Let $f: [0.1]\to\mathbb{R}$ be a convex function of class $C^1$, with f'(0)> 0.
Prove that
$\lim_{x \to +\infty}f(x)=+\infty$
And that the limit exists finite
$\lim_{x \to +\infty}\frac{x}{f(x)}$
How can prove this question?
Let $f: [0.1]\to\mathbb{R}$ be a convex function of class $C^1$, with f'(0)> 0.
Prove that
$\lim_{x \to +\infty}f(x)=+\infty$
And that the limit exists finite
$\lim_{x \to +\infty}\frac{x}{f(x)}$
A standard result is that a $C^1$ convex function on $\mathbb R$ (or any open interval) has an increasing derivative.
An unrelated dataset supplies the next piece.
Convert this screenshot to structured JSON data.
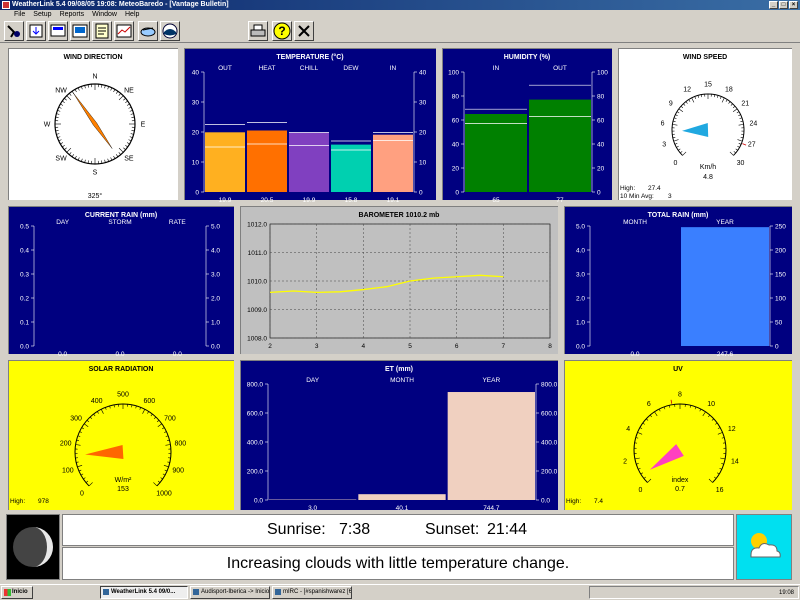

So f(x)=\int_0^xf'(t)dt+f(0)\geq\int_0^xf'(0)dt+f(0)=xf'(0)+f(0), and we get the result since f'(0)>0.
For the second question, put $g(x)=\frac{f(x)}x$ for $x>0$. Then g'(x)=\frac{f'(x)x-f(x)}{x^2}. Now fix $x_0>0$ such that $f(x_0)>0$. Then for $x\geq x_0$ g'(x)=\frac{f'(x)(x-x_0)+f'(x)x_0-f(x)}{x^2}=\frac{f'(x)(x-x_0)+f'(x)x_0-\int_{x_0}^xf'(t)dt+f(x_0)}{x^2}, and since f'(x)(x-x_0)-\int_{x_0}^xf'(t)dt\geq 0 and f'(x)x_0+f(x_0)\geq 0, we get that $h$ is increasing on $[x_0,+\infty[$ so $x\mapsto \frac x{f(x)}$ is decreasing on $[x_0,+\infty[$. Therefore, the limit $\lim_{x\to +\infty}\frac x{f(x)}$ exists and is finite since $\frac x{f(x)}> 0$ for $x$ large enough.